Companies that believe they must choose between organic growth and innovation will inevitably fail – it is a false choice. In a recent post, we defined organic growth and discussed what it can and cannot accomplish. Here, we continue with innovation. Sustainable success is all about balancing the two.

Innovation was last decade’s business buzzword, and for good reason. Real innovation is hard, but the potential payoff is huge. High risk, high reward.

We define innovation as the commercialization of a marketplace discontinuity. By definition, then, innovation has unpredictability built in – no one is good enough to truly disrupt with planned regularity. And that makes many managers uncomfortable, so many have expanded the meaning of the word to encompass their comfort zone. What they actually do is specialize in line extensions like new sizes or flavors or small performance upgrades – but tell the world they are master innovators.

We believe those types of close-in projects can be terrific for driving organic growth. In most categories, they are necessary for maintaining core business health. However, they are rarely capable of driving sustainable, explosive growth.

Adam Hartung and others write on the need to reinvent organizations by building the exploration of white space into their business plans. They argue that companies who stick too tightly to their business models and their comfort zone eventually find themselves obsolete.

We don’t disagree. But here’s the conundrum: most of the time, sticking to the core business and the comfort zone works just fine. It makes good sense to focus on what you know, to be better than anyone at your one area of expertise, like the hedgehog who knows one invincible way to defend itself against bigger smarter predators.

Until one day when some fox figures out how to change the game. Then the hedgehog is dead. And there is no one you can hire to tell you when this time it really is different. You never know until it’s too late.

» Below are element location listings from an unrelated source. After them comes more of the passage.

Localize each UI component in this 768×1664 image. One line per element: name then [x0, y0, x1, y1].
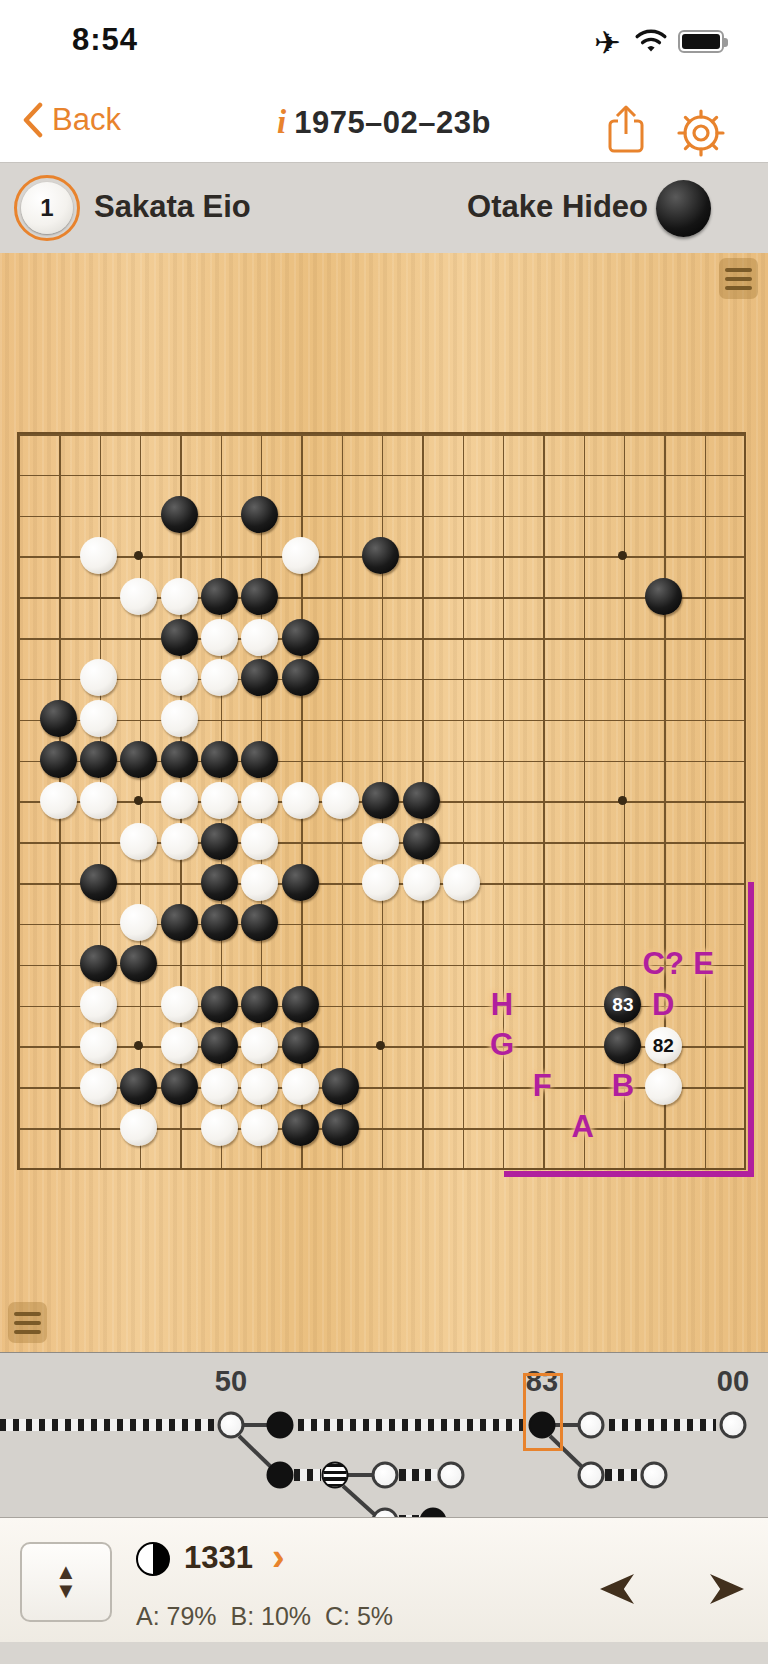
board-letter-label[interactable]: G: [490, 1027, 514, 1063]
tree-move-label: 50: [215, 1365, 247, 1398]
black-stone: [201, 864, 238, 901]
bottom-toolbar: ▲ ▼ 1331 › A: 79% B: 10% C: 5%: [0, 1517, 768, 1642]
white-stone: [241, 823, 278, 860]
move-number-label: 83: [612, 995, 633, 1014]
airplane-mode-icon: ✈: [594, 24, 621, 62]
game-count: 1331: [184, 1540, 253, 1576]
move-stepper[interactable]: ▲ ▼: [20, 1542, 112, 1622]
current-move-box: [523, 1373, 563, 1451]
black-stone: [282, 1109, 319, 1146]
tree-moves-dashes[interactable]: [605, 1469, 640, 1481]
tree-branch-edge: [238, 1435, 274, 1470]
game-date-title: 1975–02–23b: [294, 105, 491, 140]
white-player-name: Sakata Eio: [94, 189, 251, 225]
black-stone: [201, 986, 238, 1023]
black-stone: [161, 619, 198, 656]
white-stone: [161, 986, 198, 1023]
white-stone: [282, 782, 319, 819]
board-menu-bottom-icon[interactable]: [8, 1302, 47, 1343]
wifi-icon: [634, 29, 668, 54]
board-letter-label[interactable]: F: [533, 1068, 552, 1104]
white-stone: [40, 782, 77, 819]
white-stone: [241, 1109, 278, 1146]
white-stone: [161, 578, 198, 615]
region-highlight-right: [748, 882, 754, 1177]
board-letter-label[interactable]: C?: [643, 946, 684, 982]
tree-node-white[interactable]: [438, 1462, 465, 1489]
game-collection-icon: [136, 1542, 170, 1576]
settings-gear-button[interactable]: [672, 104, 730, 162]
white-stone: [282, 1068, 319, 1105]
black-stone: [282, 1027, 319, 1064]
black-stone: [282, 864, 319, 901]
white-stone: [362, 864, 399, 901]
black-stone: [161, 496, 198, 533]
board-menu-top-icon[interactable]: [719, 258, 758, 299]
white-stone: [201, 1109, 238, 1146]
white-stone: [161, 700, 198, 737]
white-stone: [241, 1068, 278, 1105]
white-stone: [201, 619, 238, 656]
tree-node-white[interactable]: [720, 1412, 747, 1439]
board-letter-label[interactable]: D: [652, 987, 674, 1023]
black-stone: [282, 659, 319, 696]
tree-node-black[interactable]: [267, 1412, 294, 1439]
go-board[interactable]: 8382C?EHDGFBA: [0, 253, 768, 1352]
board-letter-label[interactable]: H: [491, 987, 513, 1023]
black-player-stone-icon: [656, 180, 711, 237]
white-stone: [443, 864, 480, 901]
board-letter-label[interactable]: E: [693, 946, 714, 982]
black-stone: [161, 904, 198, 941]
tree-edge: [348, 1473, 373, 1477]
tree-moves-dashes[interactable]: [0, 1419, 214, 1431]
tree-node-white[interactable]: [372, 1462, 399, 1489]
tree-node-black[interactable]: [420, 1508, 447, 1518]
white-stone: [161, 1027, 198, 1064]
black-stone: [403, 823, 440, 860]
black-stone: [120, 1068, 157, 1105]
black-stone: [282, 619, 319, 656]
black-stone: [322, 1109, 359, 1146]
next-move-button[interactable]: [710, 1574, 744, 1604]
white-stone: 82: [645, 1027, 682, 1064]
black-stone: [645, 578, 682, 615]
share-button[interactable]: [604, 104, 648, 156]
white-stone: [201, 782, 238, 819]
white-stone: [161, 782, 198, 819]
page-title[interactable]: i1975–02–23b: [0, 104, 768, 141]
white-stone: [161, 823, 198, 860]
white-stone: [120, 1109, 157, 1146]
tree-node-black[interactable]: [267, 1462, 294, 1489]
status-bar: 8:54 ✈: [0, 0, 768, 84]
tree-moves-dashes[interactable]: [298, 1419, 526, 1431]
tree-node-collapsed[interactable]: [322, 1462, 349, 1489]
white-stone: [201, 1068, 238, 1105]
black-stone: [40, 741, 77, 778]
black-stone: [201, 823, 238, 860]
black-stone: [161, 1068, 198, 1105]
white-stone: [80, 986, 117, 1023]
black-stone: [403, 782, 440, 819]
white-stone: [241, 619, 278, 656]
info-icon: i: [277, 104, 286, 140]
white-stone-number: 1: [21, 182, 73, 234]
black-stone: [161, 741, 198, 778]
black-player-name: Otake Hideo: [467, 189, 648, 225]
black-stone: [201, 741, 238, 778]
black-stone: [80, 741, 117, 778]
clock-time: 8:54: [72, 22, 138, 58]
variation-percentages: A: 79% B: 10% C: 5%: [136, 1602, 393, 1631]
white-stone: [80, 537, 117, 574]
white-player-stone-badge[interactable]: 1: [14, 175, 80, 241]
tree-branch-edge: [342, 1485, 377, 1517]
region-highlight-bottom: [504, 1171, 754, 1177]
black-stone: [322, 1068, 359, 1105]
black-stone: [40, 700, 77, 737]
white-stone: [362, 823, 399, 860]
black-stone: [201, 1027, 238, 1064]
previous-move-button[interactable]: [600, 1574, 634, 1604]
tree-node-white[interactable]: [641, 1462, 668, 1489]
detail-chevron[interactable]: ›: [272, 1536, 285, 1579]
bottom-strip: [0, 1642, 768, 1664]
players-bar: 1 Sakata Eio Otake Hideo: [0, 163, 768, 253]
white-stone: [645, 1068, 682, 1105]
move-number-label: 82: [653, 1036, 674, 1055]
white-stone: [80, 1068, 117, 1105]
board-letter-label[interactable]: B: [612, 1068, 634, 1104]
tree-moves-dashes[interactable]: [609, 1419, 716, 1431]
black-stone: [80, 864, 117, 901]
move-tree[interactable]: 508300: [0, 1352, 768, 1517]
tree-moves-dashes[interactable]: [294, 1469, 321, 1481]
tree-edge: [243, 1423, 268, 1427]
white-stone: [241, 864, 278, 901]
white-stone: [282, 537, 319, 574]
stepper-down-icon[interactable]: ▼: [55, 1582, 77, 1601]
board-letter-label[interactable]: A: [571, 1109, 593, 1145]
app-screen: 8:54 ✈ Back i1975–02–23b: [0, 0, 768, 1664]
black-stone: [282, 986, 319, 1023]
tree-move-label: 00: [717, 1365, 749, 1398]
white-stone: [80, 1027, 117, 1064]
tree-moves-dashes[interactable]: [399, 1469, 437, 1481]
navigation-bar: Back i1975–02–23b: [0, 84, 768, 163]
white-stone: [322, 782, 359, 819]
battery-icon: [678, 30, 724, 53]
tree-node-white[interactable]: [218, 1412, 245, 1439]
white-stone: [403, 864, 440, 901]
tree-node-white[interactable]: [578, 1412, 605, 1439]
white-stone: [80, 782, 117, 819]
tree-node-white[interactable]: [578, 1462, 605, 1489]
black-stone: [201, 578, 238, 615]
tree-node-white[interactable]: [372, 1508, 399, 1518]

Game changers – discontinuities or true innovations – appear unpredictably. They are what Nassim Taleb calls “black swans” – events that no one expects until they suddenly rock your world.

To protect your business against the inevitable black swan, organic growth is not enough. Here is what you must do:

  • Remind yourself regularly that a black swan is just over the horizon, and it will someday obsolete what you do today, then
  • Build the processes and invest the resources necessary to optimize the likelihood that you will innovate (and obsolete yourself) before someone does it to you.
  • Recognize that innovation is easier said than done. Peter Murane of BrandJuice argues convincingly that the standard innovation processes used today are highly flawed. To be effective, be ready to innovate innovation.

The only prudent strategy for a growth company is to focus on strengthening the core – your hedgehog strategy – while simultaneously working to obsolete it before some fox does.

You can’t postpone working on discontinuous innovation until you need it. It’s too late by then.

But neither can you focus exclusively on innovation. Do that, and your core – your hedgehog that is your best defense most of the time – will wither and rot.

Sustainable success requires multitasking and balance. The growth company must pursue the right portfolio of organic growth projects and the right portfolio of innovation projects. Each must be balanced, and the combined portfolio must be balanced – for risk vs reward, for present vs future, for resource usage, and for pipeline needs.

No one said it was easy. But isn’t that the fun of it?